一方、大竹が本書で試みているのは、大乗仏教のアイデンティティ確認である。
自らのアイデンティティを見失っているから、そこに自信が持てないから、大乗仏教一派である日本仏教界は迷っているのである。
「大乗仏教は非仏説なり」と指弾されて、「いや、仏説だ!」とアクロバティックな論理でこじつけを行ってみたり、反論できず黙ってしまったり、「原始仏教だって非仏説じゃないか」と非生産的な反駁をしてみたり、要はアイデンティティ不安に陥ってしまったのである。

お寺のお坊さんが、自分が信奉しかつ檀家さん達に布教している自宗の教えに自信が持てないのは悲劇である。
効果がないとわかっている薬品を売り捌いているセールスマンみたいなものだ。
「お寺というのは、葬式と法要と墓守り(と御朱印を押す)ためにあるのさ」と開き直ってしまえるお坊さんならば問題ないのかもしれないが。

本書で大竹は、日本仏教が陥っている袋小路からの抜け道を提言している。
ここでは述べないが、ワイルドカードというか、コロンブスの卵というか、驚くべき提言である。
しかし、現実をしっかり認識するならば、その道しか日本の伝統的仏教諸宗派が生き残るすべはないのかもしれない。

大竹は「まえがき」で執筆の動機をこのように記している。

大乗非仏説は日本の大乗仏教の諸宗にとって好ましからざる真実であり、それゆえに、諸宗は大乗非仏説に正面から向き合いたがりません。大乗非仏説に対する公式な見解を出さないまま、個々の坊さんに対処をまかせているのです。しかし、そのような曖昧な態度こそが大乗仏教に対する世間の疑念を増大させているのは間違いありません。筆者は宗門に属するものではありませんが、仏教翻訳家として大乗仏教を翻訳し、大乗仏教で飯を食っています。筆者は世間の疑念をよそに後ろ暗い思いをして飯を食いたくありません。それゆえに、たとえ好ましからざる真実であってもすべて認め、その上で、虚飾を排して真摯に大乗仏教の存在意義を明らかにしたいと願って、本書を書きました。

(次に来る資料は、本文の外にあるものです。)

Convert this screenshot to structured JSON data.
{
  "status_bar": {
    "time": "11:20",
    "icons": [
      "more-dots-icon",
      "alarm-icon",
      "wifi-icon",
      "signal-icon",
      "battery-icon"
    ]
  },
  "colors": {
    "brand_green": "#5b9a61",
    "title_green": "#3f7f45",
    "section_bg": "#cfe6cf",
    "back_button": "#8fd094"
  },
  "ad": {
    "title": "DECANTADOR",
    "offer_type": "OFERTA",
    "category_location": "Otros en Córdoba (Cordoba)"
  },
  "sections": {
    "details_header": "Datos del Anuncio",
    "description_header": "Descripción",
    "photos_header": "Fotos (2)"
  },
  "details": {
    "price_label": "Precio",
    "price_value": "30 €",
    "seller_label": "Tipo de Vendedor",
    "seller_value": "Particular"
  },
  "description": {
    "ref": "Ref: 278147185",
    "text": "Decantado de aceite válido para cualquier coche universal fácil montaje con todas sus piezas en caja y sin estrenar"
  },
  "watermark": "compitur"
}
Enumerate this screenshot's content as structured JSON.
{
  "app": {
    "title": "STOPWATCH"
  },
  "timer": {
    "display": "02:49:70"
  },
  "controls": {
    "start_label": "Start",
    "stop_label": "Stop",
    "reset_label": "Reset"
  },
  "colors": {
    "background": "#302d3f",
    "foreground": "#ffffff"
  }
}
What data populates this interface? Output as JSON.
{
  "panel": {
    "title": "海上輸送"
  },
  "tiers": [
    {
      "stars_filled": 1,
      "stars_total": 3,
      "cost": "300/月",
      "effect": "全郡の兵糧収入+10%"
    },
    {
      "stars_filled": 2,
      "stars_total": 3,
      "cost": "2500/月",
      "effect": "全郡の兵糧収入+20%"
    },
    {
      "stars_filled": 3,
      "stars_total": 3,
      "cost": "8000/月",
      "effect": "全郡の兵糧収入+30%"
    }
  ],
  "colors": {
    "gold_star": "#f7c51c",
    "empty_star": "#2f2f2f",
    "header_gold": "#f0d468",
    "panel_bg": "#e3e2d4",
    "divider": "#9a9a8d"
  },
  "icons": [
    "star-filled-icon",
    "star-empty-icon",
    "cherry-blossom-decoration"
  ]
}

日本の伝統仏教を批判するために書いたのでも、原始仏教に近いとされるテーラワーダ仏教を持ち上げるために書いたのでもない。
大竹もまた自らのアイデンティティに自信を持ちたかったのである。
その意図や良し。

大竹の提言が日本の伝統仏教界にどこまで真摯に受け止められるか、いかなる影響を及ぼすか、実際になんらかの形で活用されるかは予断を許さない。
個人的にはかなり厳しいと思う。
伝統仏教諸宗派は大きくなりすぎて身動き取れなくなった恐竜のように思われる。
大竹の「机上の空論」で終わる可能性は、残念ながら高いと思う。

本書を読んで大乗仏教の存在意義について瞠目するとともに再認識させられた。
秩父巡礼や四国遍路をするくらいには大乗仏教徒である自分の中の「大乗仏教とテーラワーダ仏教の配合具合」について今一度見なおしたいと思った。
そして、それでもなお大乗仏教では飽き足らない自身のありようを。

大乗仏教のアイデンティティは、他者を救うためなら仏伝的ブッダの故事にもとづいて敢えて歴史的ブッダの教えに反することすらやってのけるという、利他ゆえの仏教否定である。